De acordo com o pedagogo da Unicamp José Roberto Rus Perez, o custo Brasil também possui uma coesa relação com os problemas educacionais da nação. A falta de profissionais capacitados pode influenciar no mau desempenho do mercado, onerando os custos de produtos. Porém, o estudioso ressalta que algumas medidas estão sendo tomadas, mesmo que paliativas, como a criação de escolas técnicas e a ampliação de vagas em universidade.

Perez comenta que esta problemática poderá ser atenuada com um dos maiores legados que os eventos mundiais têm a capacidade de proporcionar: a valorização da educação como formação pessoal, ou seja, de cidadãos. Atualmente, a população brasileira não possui extamente esse perfil, pois é caracterizada por 40% de analfabetos funcionais. “Pessoas com baixa escolaridade procuram menos seus diretos, têm menor bagagem para fazer a análise crítica do cenário nacional. Mas pelo visto, nos querem assim”, comenta o pedagogo.

Com o intuito de aprofundar essa questão da educação, o grupo de estudo de Perez iniciou uma pesquisa na qual acompanhará o quadro educacional do Rio de Janeiro até a realização das olimpíadas. “Iremos analisar cuidadosamente a situação da cidade maravilhosa no que refere à inserção dos jovens na educação e à melhoria da qualidade do ensino, e inicialmente, acompanharemos até depois dos jogos”, anuncia. A preocupação é justificada, pois segundo dados do IBGE, menos de 60% dos adolescentes entre 15 e 17 anos estão devidamente matriculados no ensino médio. “Sem educação de base, não se forma uma sociedade crítica que desenvolve tecnologias e que briga por seus direitos”, conclui Perez.

O professor Paulo César Montagner, diretor da Faculdade de Educação Física da Unicamp, também acredita que haja uma relação do modelo de desenvolvimento esportivo brasileiro com a formação do ser humano e, consequentemente, com o custo país. “A prática esportiva está relacionada com a transmissão de valores e a formação do caráter. Então, deveria ser garantida para todos. Contudo, o modelo brasileiro de desenvolvimento esportivo é fundamentado no modelo europeu, no qual a prática de esportes, em geral, acontece em associações privadas. O modelo piramidal anglo-saxão é o que julgo mais interessante, já que a prática esportiva começa na escola. No caso brasileiro, a escola não é mais elitista como nos anos 1960, já que todos os brasileiros até os 14 anos têm acesso à educação, mas ainda existe dafasagem na qualidade do ensino”, avalia Montagner.

Oferecer melhores condições é a segunda parte do desafio brasileiro.
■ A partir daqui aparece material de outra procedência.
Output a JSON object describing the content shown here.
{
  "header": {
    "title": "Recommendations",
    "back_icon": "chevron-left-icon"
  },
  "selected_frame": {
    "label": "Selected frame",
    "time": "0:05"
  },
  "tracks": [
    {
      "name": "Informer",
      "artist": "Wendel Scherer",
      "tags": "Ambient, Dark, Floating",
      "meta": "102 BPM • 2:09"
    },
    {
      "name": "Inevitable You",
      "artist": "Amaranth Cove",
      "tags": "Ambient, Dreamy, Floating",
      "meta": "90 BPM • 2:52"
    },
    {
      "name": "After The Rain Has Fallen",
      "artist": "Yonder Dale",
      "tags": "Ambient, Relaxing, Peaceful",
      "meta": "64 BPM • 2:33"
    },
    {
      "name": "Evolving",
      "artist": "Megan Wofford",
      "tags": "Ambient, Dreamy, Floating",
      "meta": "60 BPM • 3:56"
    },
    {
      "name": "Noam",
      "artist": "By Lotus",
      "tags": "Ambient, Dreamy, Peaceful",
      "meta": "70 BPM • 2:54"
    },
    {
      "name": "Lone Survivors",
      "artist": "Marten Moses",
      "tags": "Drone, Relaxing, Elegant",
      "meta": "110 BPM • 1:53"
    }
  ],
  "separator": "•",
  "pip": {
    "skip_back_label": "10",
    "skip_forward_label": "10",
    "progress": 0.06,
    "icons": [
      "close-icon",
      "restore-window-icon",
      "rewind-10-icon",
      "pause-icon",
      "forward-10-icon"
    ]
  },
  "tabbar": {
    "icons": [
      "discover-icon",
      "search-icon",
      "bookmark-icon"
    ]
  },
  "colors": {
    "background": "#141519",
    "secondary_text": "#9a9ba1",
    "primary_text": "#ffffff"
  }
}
Se a inserção da educação física na escola for além do “rola bola”, poderá ajudar os educadores na difícil tarefa de auxiliar os jovens e adolescentes a consolidarem seu senso crítico e avançarem na questão comportamental. “Se a transmissão de valores for papel elementar de nossas escolas, então teremos naturalmente inúmeros herois olímpicos. Eles aparecerão naturalmente”, completa Montagner.

O Brasil possui a oportunidade única de avançar na direção de solucionar seus problemas com infraestrutura básica e educação através dos investimentos nos megaeventos. No entanto, é necessário cobrarmos o planejamento mais crítico das melhorias que serão implantadas no país. Concomitantemente, os quesitos transparência dos gastos públicos e o esforço para aumentar a inserção dos jovens na escola somados à melhoria da qualidade do ensino, certamente são medidas que trarão legados maravilhosos para o Rio e o país.